I truly enjoyed this story for the thought-provoking way in which it wove around two things: primitive evolution of trickster tales and the relationship humans have with subservient animals as long as they do not have the ability to talk back or put their thoughts into words ... or even have thoughts. This story proposes that with the words came thoughts and memory; intelligence and cogitation came with the communication and that, as much as anything, undermined the relationship that the human-shaped animals had with their former masters. Earth went from being a planet with one dominant lifeform (based upon sapience) to a world with many.
The interesting thing that this story also did (by accident, rather than design) was inspire in me the observation that some science fiction and fantasy are very, very close to each other. In this case, all that would have been required would have been a few paragraphs giving a scientific reason for "The Change" and this would have been S-F. The fact that it did not makes it fantasy.
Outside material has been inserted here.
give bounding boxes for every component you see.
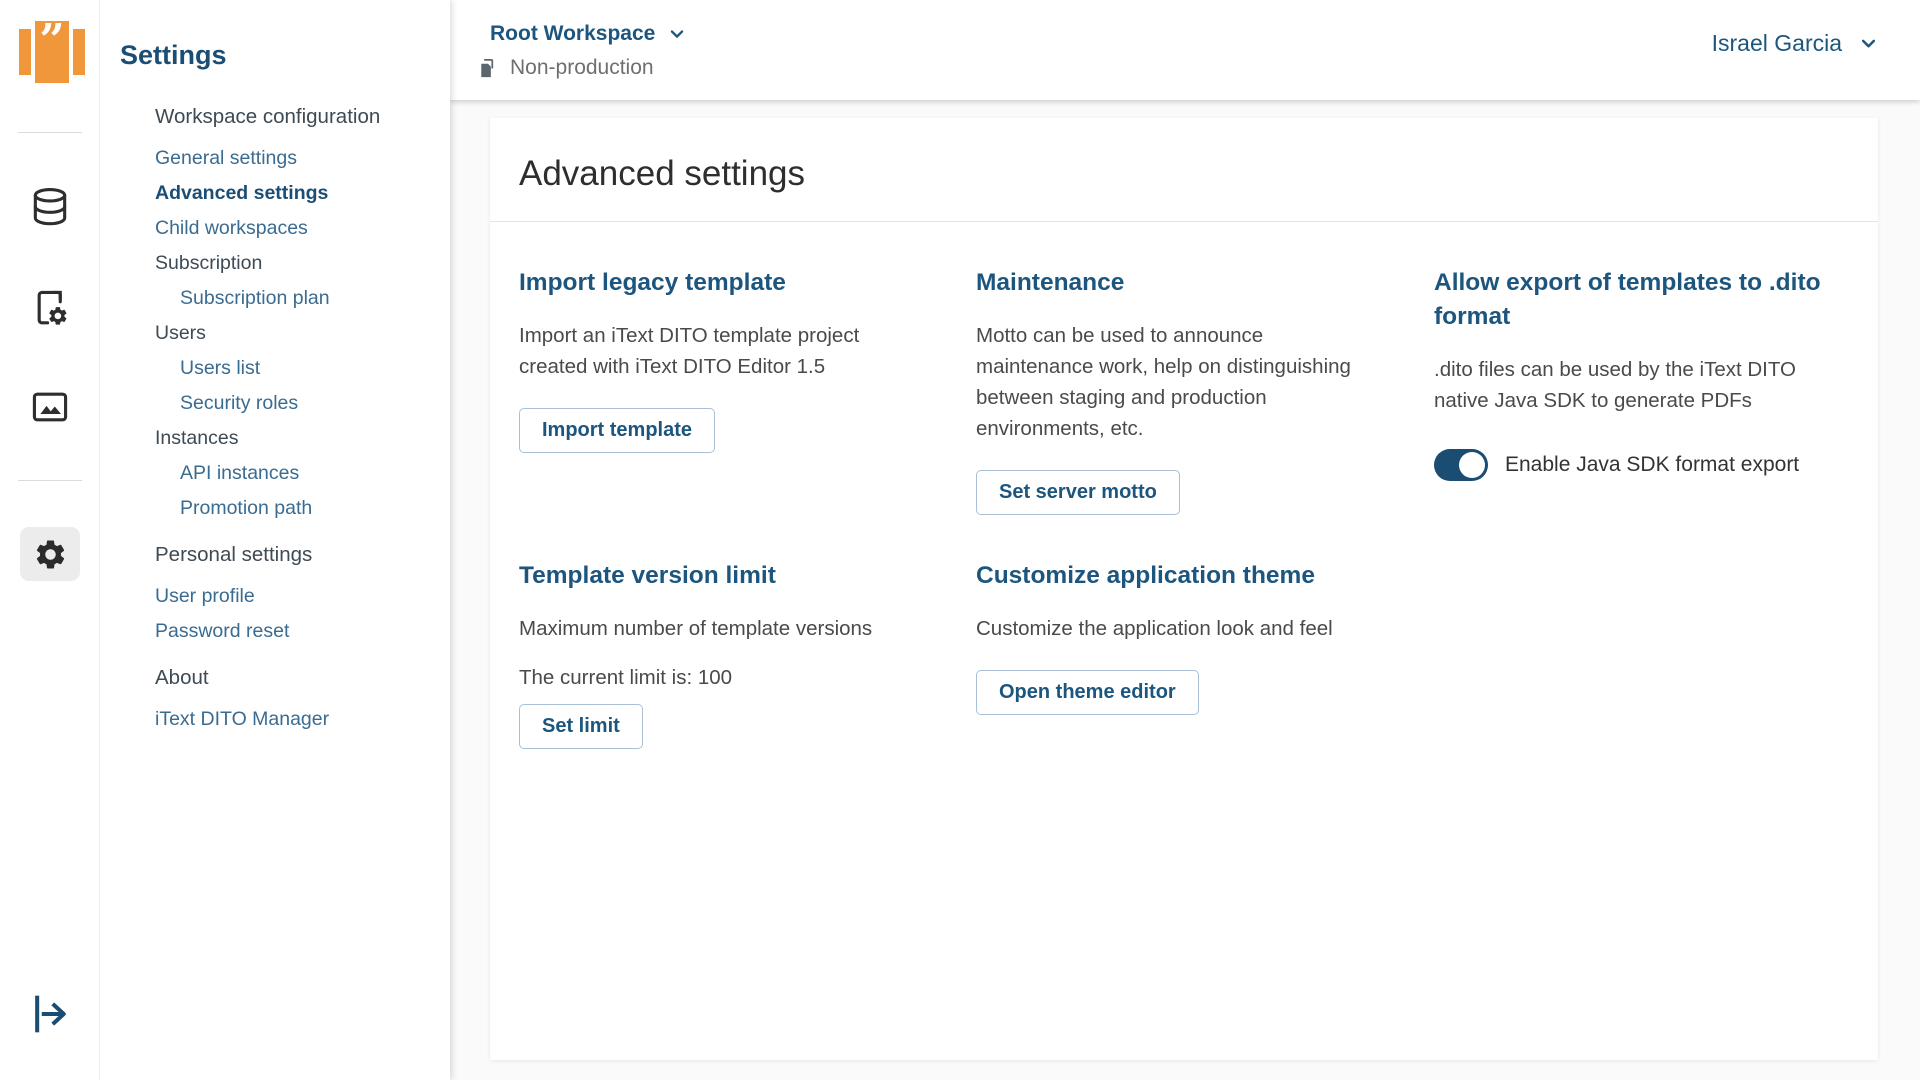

I like that and really appreciate this story for making me see the tale that way.
This certainly does not apply to all stories but "Evolution of Trickster Stories..." fits the model.
My only critique would be that the friendship or mutual respect built between the narrator and Gold was of such a level that I felt her emotional response to his death was not genuine. All it would have taken would have been a few sentences showing the depths of her sorrow or, perhaps, that of the dogs to have their storyteller taken from them. Theirs was an emerging culture the center of which was very much based upon those stories. His death was, by contrast, dealt with in a very matter-of-fact way that seemed to run contrary to the rest of the story. That was the only jarring moment to me where the rest of the emotional and event-driven roller-coaster was much more poignant.
That said, this is one of my favorite PodCastles to date and I shall be listening to it again, very soon!